Oh iya baidewe, emak Kreepolrerk dari semalam ternyata ketiduran di sofa gara-gara nunggu iklan dramanya kelamaan. Kekeke~
"Kayaknya bentaran lagi aja deh ngerjainnya." Kata Tee sambil mengikuti Tae ke kamarnya. Tae menjatuhkan diri ke tempat tidurnya, sementara Tee duduk di kursi putar besar sambil mengeluarkan beberapa buku persiapan untuk mengerjakan tugasnya. Gini-gini Tee itu sebenarnya anak rajin terus polos, beneran deh.
Karena mungkin mereka tidak bisa dipisahkan saking akrabnya, orang tua mereka dengan senang hati membiarkan mereka berdua melakukan apa saja yang mereka mau. Asal masih dalam hal wajar dan tentunya dalam sepengetahuan mereka. Tiada hari tanpa keduanya, artinya, jika kalian mencari Tae, carilah Tee. Karena setiap ada Tee maka disitu ada Tae, begitupun sebaliknya.
Jika weekday, mereka sudah terbiasa bertemu di sekolah, sepulang sekolah hingga malamnya. Weekend pun demikian. Mereka suka sekali menghabiskan waktunya hanya untuk sekedar mengerjakan tugas sekolah bersama atau terkadang sampai menginap. Kadang-kadang mereka suka di jadwal giliran menginap gitu, misalkan saja minggu pertama Tae menginap di rumah Tee dan minggu kedua Tee yang menginap di rumah Tae. Pokoknya hampir setiap hari mereka pasti ketemu.

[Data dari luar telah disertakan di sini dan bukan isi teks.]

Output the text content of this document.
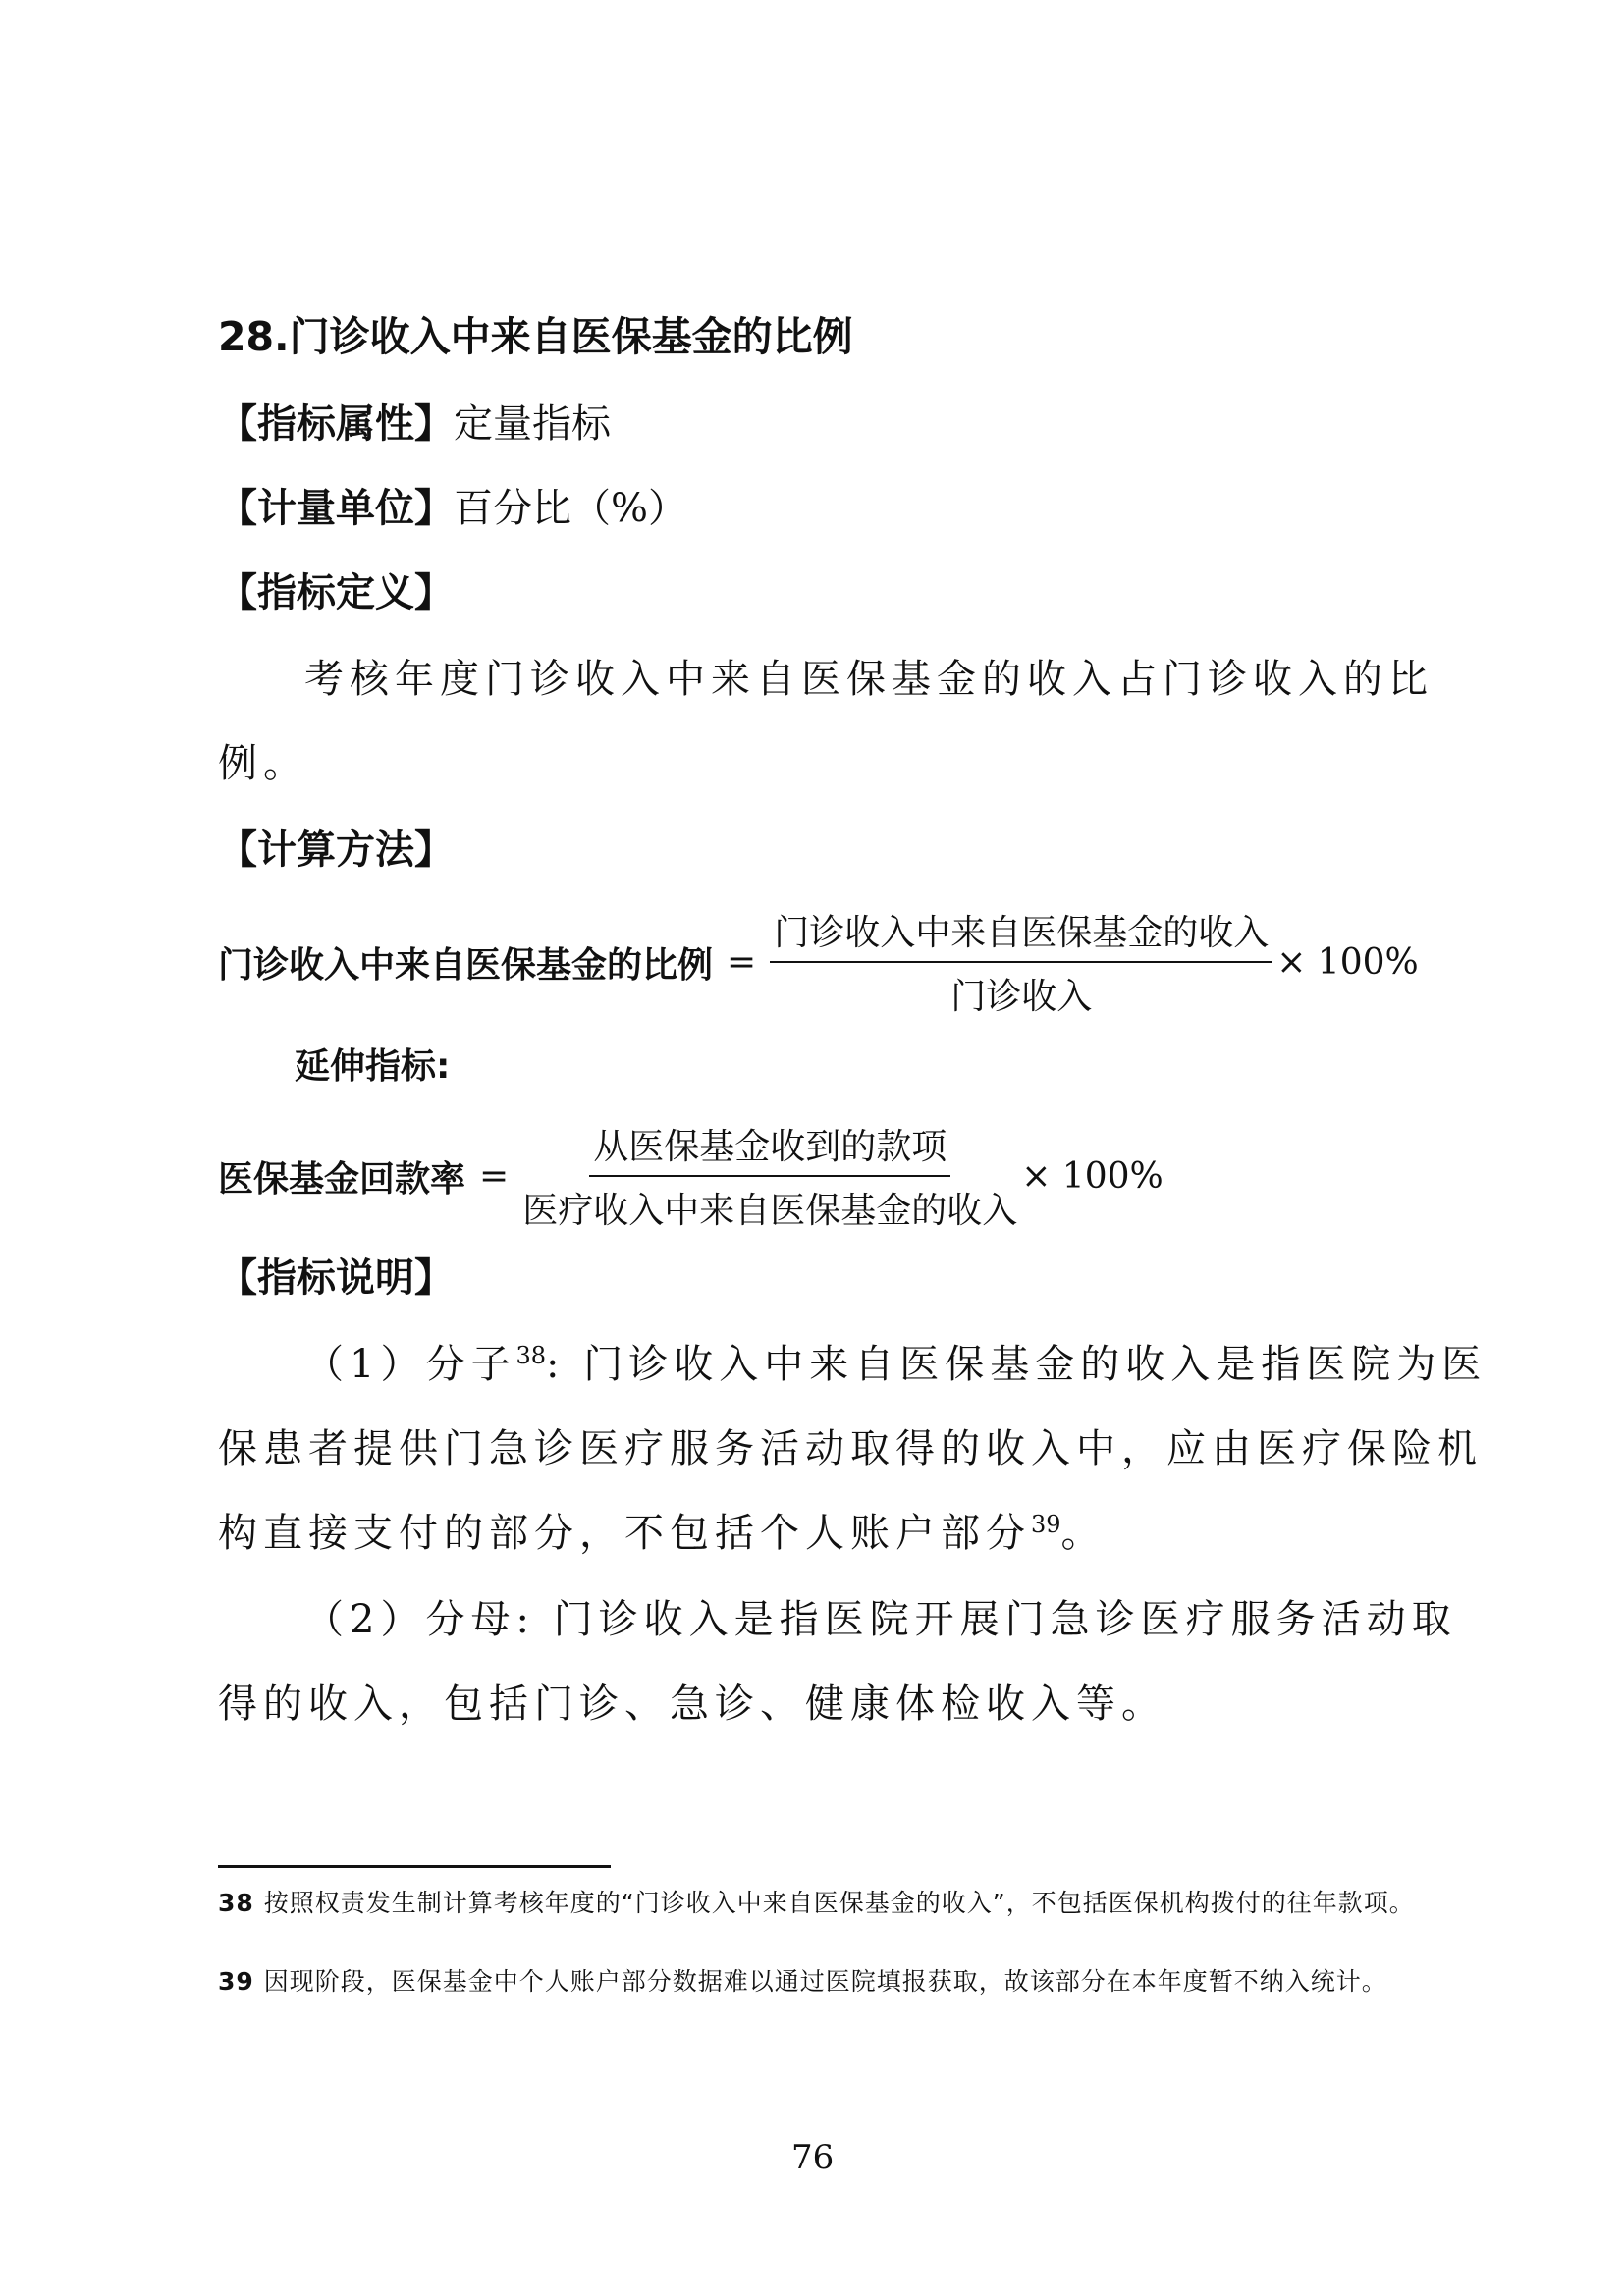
28.门诊收入中来自医保基金的比例
【指标属性】定量指标
【计量单位】百分比（%）
【指标定义】
考核年度门诊收入中来自医保基金的收入占门诊收入的比
例。
【计算方法】
门诊收入中来自医保基金的比例 = $\frac{\text{门诊收入中来自医保基金的收入}}{\text{门诊收入}} \times 100\%$
延伸指标:
医保基金回款率 = $\frac{\text{从医保基金收到的款项}}{\text{医疗收入中来自医保基金的收入}} \times 100\%$
【指标说明】
（1）分子$^{38}$: 门诊收入中来自医保基金的收入是指医院为医
保患者提供门急诊医疗服务活动取得的收入中，应由医疗保险机
构直接支付的部分，不包括个人账户部分$^{39}$。
（2）分母: 门诊收入是指医院开展门急诊医疗服务活动取
得的收入，包括门诊、急诊、健康体检收入等。
38 按照权责发生制计算考核年度的“门诊收入中来自医保基金的收入”，不包括医保机构拨付的往年款项。
39 因现阶段，医保基金中个人账户部分数据难以通过医院填报获取，故该部分在本年度暂不纳入统计。
76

Gimana kalau misalkan tidak bisa bertemu?
Jika mereka tidak bisa ketemu atau menginap, mereka pasti melakukan video call atau free call hanya untuk menceritakan apa saja yang terlewatkan oleh sahabatnya itu. Biasanya sih Tee yang sering menelpon, membicarakan hal yang tidak penting sekalipun.
Balik ke cerita lagi-
Disisi lagi, Tae tidak bisa menyingkirkan ingatan apa aja yang terjadi di rumah pohon itu dari pikirannya. Malam Jumat yang mereka habiskan di sana mengingatkan dirinya dengan kejadian saat mereka berumur empat belas tahun dan itu juga terjadi di atas pohon itu. Karena di setiap pertemanan itu selalu ada rahasia yang tersimpan. Tae terus bertanya-tanya apa Tee masih ingat dengan apa yang terjadi di atas rumah pohon saat mereka berumur empat belas tahun? Sebagian dari dirinya berdoa semoga Tee melupakan kejadian itu tapi di sisi lain Tae juga tidak ingin Tee melupakannya.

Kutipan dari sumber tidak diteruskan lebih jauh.